Zoom wird erneut wegen schwerwiegender Sicherheitslücken kritisiert. Zum einen konnten Hacker kürzlich Windows-Konten über Zoom entführen. Jetzt scheinen die meisten Leute eine Videokonferenz ohne Passwort zu haben, die unsicher ist.

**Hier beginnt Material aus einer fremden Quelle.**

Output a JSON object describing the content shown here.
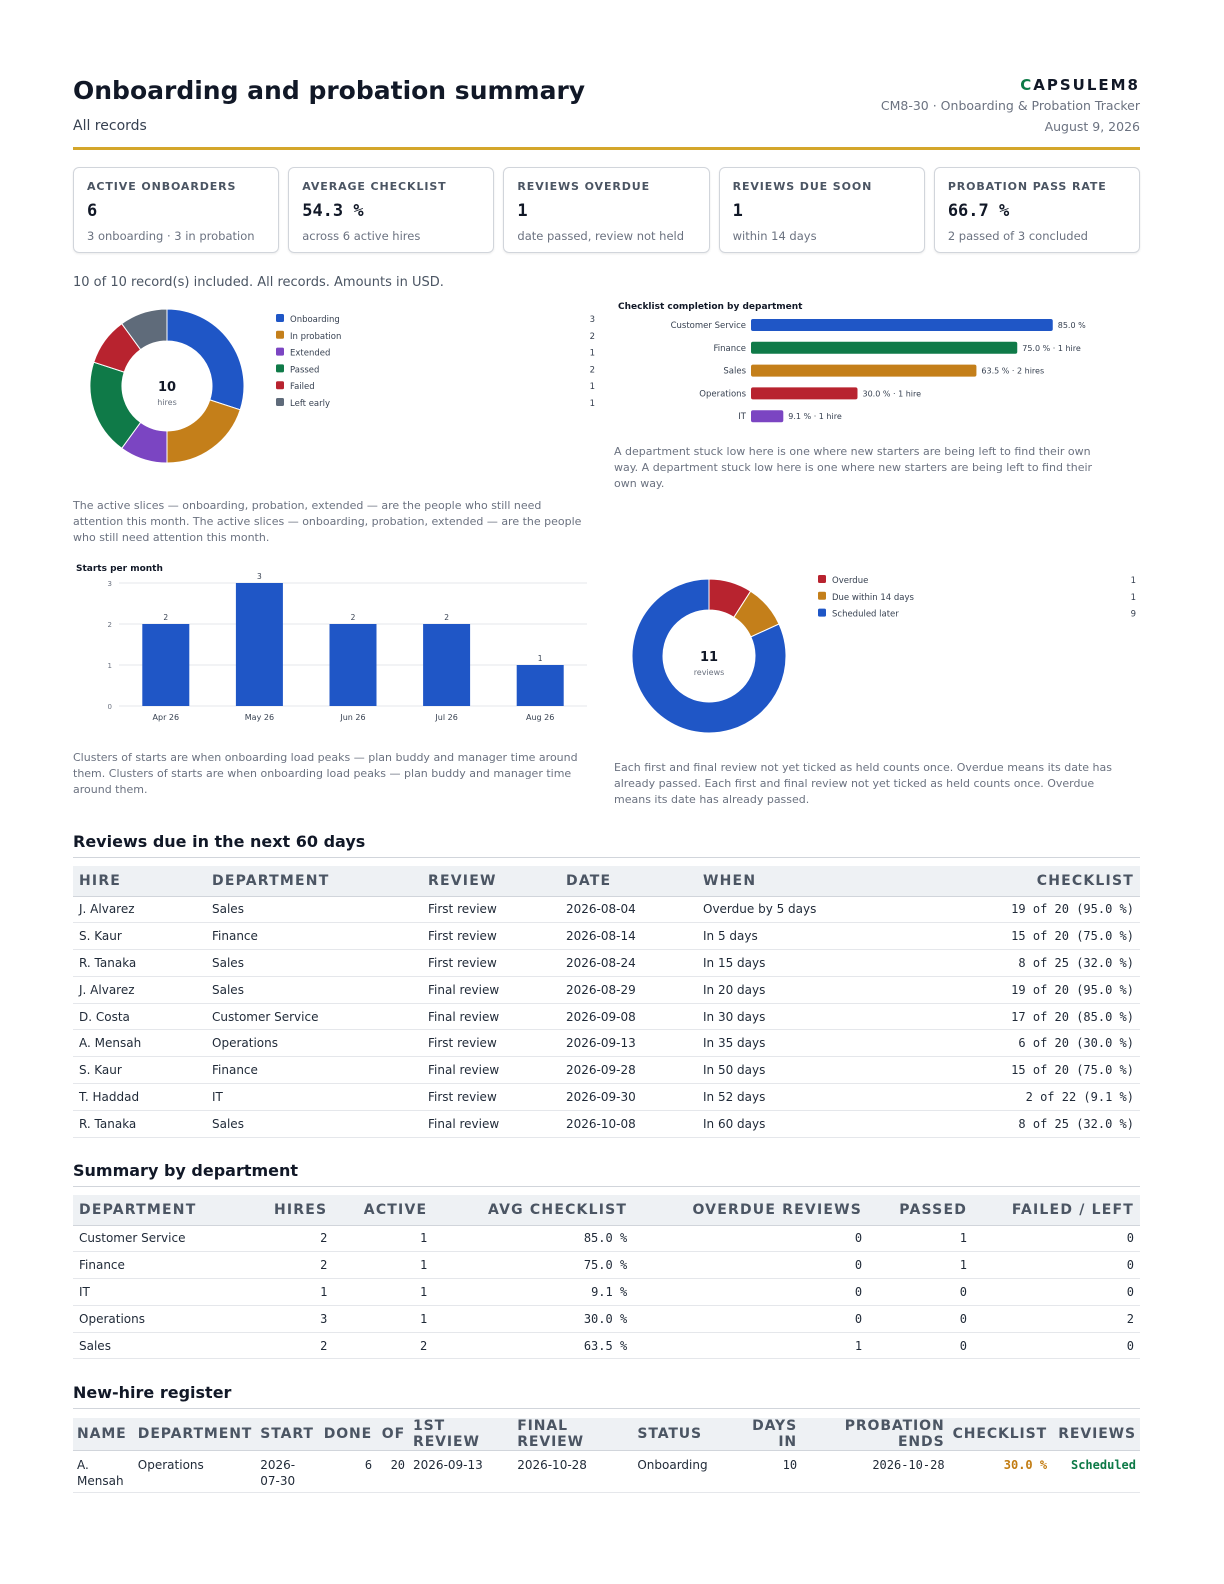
{
  "header": {
    "title": "Onboarding and probation summary",
    "subtitle": "All records",
    "brand_mark": "C",
    "brand_rest": "APSULEM8",
    "doc_ref": "CM8-30 · Onboarding & Probation Tracker",
    "date": "August 9, 2026"
  },
  "kpis": [
    {
      "label": "ACTIVE ONBOARDERS",
      "value": "6",
      "sub": "3 onboarding · 3 in probation"
    },
    {
      "label": "AVERAGE CHECKLIST",
      "value": "54.3 %",
      "sub": "across 6 active hires"
    },
    {
      "label": "REVIEWS OVERDUE",
      "value": "1",
      "sub": "date passed, review not held"
    },
    {
      "label": "REVIEWS DUE SOON",
      "value": "1",
      "sub": "within 14 days"
    },
    {
      "label": "PROBATION PASS RATE",
      "value": "66.7 %",
      "sub": "2 passed of 3 concluded"
    }
  ],
  "scope_note": "10 of 10 record(s) included. All records. Amounts in USD.",
  "status_note": "The active slices — onboarding, probation, extended — are the people who still need attention this month. The active slices — onboarding, probation, extended — are the people who still need attention this month.",
  "dept_note": "A department stuck low here is one where new starters are being left to find their own way. A department stuck low here is one where new starters are being left to find their own way.",
  "starts_note": "Clusters of starts are when onboarding load peaks — plan buddy and manager time around them. Clusters of starts are when onboarding load peaks — plan buddy and manager time around them.",
  "reviews_note": "Each first and final review not yet ticked as held counts once. Overdue means its date has already passed. Each first and final review not yet ticked as held counts once. Overdue means its date has already passed.",
  "chart_data": [
    {
      "type": "pie",
      "center_value": "10",
      "center_label": "hires",
      "categories": [
        "Onboarding",
        "In probation",
        "Extended",
        "Passed",
        "Failed",
        "Left early"
      ],
      "values": [
        3,
        2,
        1,
        2,
        1,
        1
      ],
      "colors": [
        "#1f56c6",
        "#c47f1a",
        "#7b45c2",
        "#0f7a48",
        "#b8232f",
        "#5f6b7a"
      ],
      "legend": "right"
    },
    {
      "type": "bar",
      "orientation": "horizontal",
      "title": "Checklist completion by department",
      "categories": [
        "Customer Service",
        "Finance",
        "Sales",
        "Operations",
        "IT"
      ],
      "values": [
        85.0,
        75.0,
        63.5,
        30.0,
        9.1
      ],
      "labels": [
        "85.0 %",
        "75.0 % · 1 hire",
        "63.5 % · 2 hires",
        "30.0 % · 1 hire",
        "9.1 % · 1 hire"
      ],
      "colors": [
        "#1f56c6",
        "#0f7a48",
        "#c47f1a",
        "#b8232f",
        "#7b45c2"
      ],
      "xlim": [
        0,
        100
      ]
    },
    {
      "type": "bar",
      "title": "Starts per month",
      "categories": [
        "Apr 26",
        "May 26",
        "Jun 26",
        "Jul 26",
        "Aug 26"
      ],
      "values": [
        2,
        3,
        2,
        2,
        1
      ],
      "yticks": [
        0,
        1,
        2,
        3
      ],
      "ylim": [
        0,
        3
      ],
      "grid": true,
      "color": "#1f56c6"
    },
    {
      "type": "pie",
      "center_value": "11",
      "center_label": "reviews",
      "categories": [
        "Overdue",
        "Due within 14 days",
        "Scheduled later"
      ],
      "values": [
        1,
        1,
        9
      ],
      "colors": [
        "#b8232f",
        "#c47f1a",
        "#1f56c6"
      ],
      "legend": "right"
    }
  ],
  "reviews_table": {
    "title": "Reviews due in the next 60 days",
    "headers": [
      "HIRE",
      "DEPARTMENT",
      "REVIEW",
      "DATE",
      "WHEN",
      "CHECKLIST"
    ],
    "rows": [
      [
        "J. Alvarez",
        "Sales",
        "First review",
        "2026-08-04",
        "Overdue by 5 days",
        "19 of 20 (95.0 %)"
      ],
      [
        "S. Kaur",
        "Finance",
        "First review",
        "2026-08-14",
        "In 5 days",
        "15 of 20 (75.0 %)"
      ],
      [
        "R. Tanaka",
        "Sales",
        "First review",
        "2026-08-24",
        "In 15 days",
        "8 of 25 (32.0 %)"
      ],
      [
        "J. Alvarez",
        "Sales",
        "Final review",
        "2026-08-29",
        "In 20 days",
        "19 of 20 (95.0 %)"
      ],
      [
        "D. Costa",
        "Customer Service",
        "Final review",
        "2026-09-08",
        "In 30 days",
        "17 of 20 (85.0 %)"
      ],
      [
        "A. Mensah",
        "Operations",
        "First review",
        "2026-09-13",
        "In 35 days",
        "6 of 20 (30.0 %)"
      ],
      [
        "S. Kaur",
        "Finance",
        "Final review",
        "2026-09-28",
        "In 50 days",
        "15 of 20 (75.0 %)"
      ],
      [
        "T. Haddad",
        "IT",
        "First review",
        "2026-09-30",
        "In 52 days",
        "2 of 22 (9.1 %)"
      ],
      [
        "R. Tanaka",
        "Sales",
        "Final review",
        "2026-10-08",
        "In 60 days",
        "8 of 25 (32.0 %)"
      ]
    ]
  },
  "dept_table": {
    "title": "Summary by department",
    "headers": [
      "DEPARTMENT",
      "HIRES",
      "ACTIVE",
      "AVG CHECKLIST",
      "OVERDUE REVIEWS",
      "PASSED",
      "FAILED / LEFT"
    ],
    "rows": [
      [
        "Customer Service",
        "2",
        "1",
        "85.0 %",
        "0",
        "1",
        "0"
      ],
      [
        "Finance",
        "2",
        "1",
        "75.0 %",
        "0",
        "1",
        "0"
      ],
      [
        "IT",
        "1",
        "1",
        "9.1 %",
        "0",
        "0",
        "0"
      ],
      [
        "Operations",
        "3",
        "1",
        "30.0 %",
        "0",
        "0",
        "2"
      ],
      [
        "Sales",
        "2",
        "2",
        "63.5 %",
        "1",
        "0",
        "0"
      ]
    ]
  },
  "register": {
    "title": "New-hire register",
    "headers": [
      "NAME",
      "DEPARTMENT",
      "START",
      "DONE",
      "OF",
      "1ST REVIEW",
      "FINAL REVIEW",
      "STATUS",
      "DAYS IN",
      "PROBATION ENDS",
      "CHECKLIST",
      "REVIEWS"
    ],
    "rows": [
      [
        "A. Mensah",
        "Operations",
        "2026-07-30",
        "6",
        "20",
        "2026-09-13",
        "2026-10-28",
        "Onboarding",
        "10",
        "2026-10-28",
        "30.0 %",
        "Scheduled"
      ]
    ]
  }
}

Das Videokonferenz-Tool Zoom hat seit Beginn der Coronacrisis-Epidemie eine enorme Popularität erlangt. Gleichzeitig nahmen Angriffe von Cyberkriminellen und Kritik von Datenschutzbeauftragten zu. Dementsprechend sagte Zoom-Chef Eric Yuan am Mittwoch, dass sich das Unternehmen in den kommenden Monaten auf Sicherheitspatches und Fehlerbehebungen konzentrieren werde. Die Entwicklung neuer Funktionen für die App wird vorerst ausgesetzt. Zwei aktuelle Sicherheitslücken zeigen, wie wichtig dies ist.
Die Zoomlücke ermöglichte den Zugriff auf vertrauliche Daten
In einer Sicherheitslücke sollen Hacker die Möglichkeit gehabt haben, auf vertrauliche Daten und E-Mails zuzugreifen, bis die Lücke am Mittwoch geschlossen wurde. Der IT-Sicherheitsexperte Matthew Hickey sagte zuvor, er habe es geschafft, den Benutzernamen und das Windows-Passwort eines Zoom-Benutzers abzufangen. Er hatte dies unbemerkt auf einen von ihm kontrollierten Server übertragen können. Der Angriff sei ziemlich einfach durchzuführen, sagte Hickey.
Hickey, der für das IT-Unternehmen Hacker House arbeitet, konnte diesen Angriff innerhalb von 30 Minuten wiederholen. Benutzer mit Firmencomputern waren besonders gefährdet.
Die meisten Leute verwenden Zoom, um eine Videokonferenz ohne Passwort abzuhalten
Der beliebte Sicherheitsforscher Brian Krebs berichtet ein weiteres Problem auf seinem Blog Krebsonsecurity. So genannte Zoom-Bombenangriffe seien vor allem wegen unzureichenden Passwortschutzes möglich. Zoom-Bombenangriffe beziehen sich auf den unerwünschten Eintritt von Fremden in eine Zoom-Konferenz.
Der automatische Zoom-Konferenz-Meeting-Finder ‘zWarDial’ erkennt ~ 100 Meetings pro Stunde, die nicht durch Passwörter geschützt sind. Das Tool hat Zoom außerdem aufgefordert, zu untersuchen, ob der standardmäßige Kennwortansatz möglicherweise fehlerhaft funktioniert https://t.co/dXNq6KUYb3 pic.twitter.com/h0vB1Cp9Tb
– briankrebs (@briankrebs) 2. April 2020
Laut Krebs soll das Z-War-Dial-Tool, das Zoom-Videokonferenzen erkennen kann, die nicht durch ein Passwort geschützt sind, derzeit etwa 100 solcher Besprechungen pro Stunde finden. Das Tool kann keine passwortgeschützten Zoom-Videokonferenzen finden. Das Problem liegt zum einen bei unaufmerksamen Benutzern, die vergessen, ihre Besprechung entsprechend abzusichern. Andererseits scheint es auch ein Problem mit Zoom zu geben. Weil das Tool eigentlich ein automatisches Passwort vergeben sollte – in vielen Fällen scheint dies laut Krebs nicht zu funktionieren.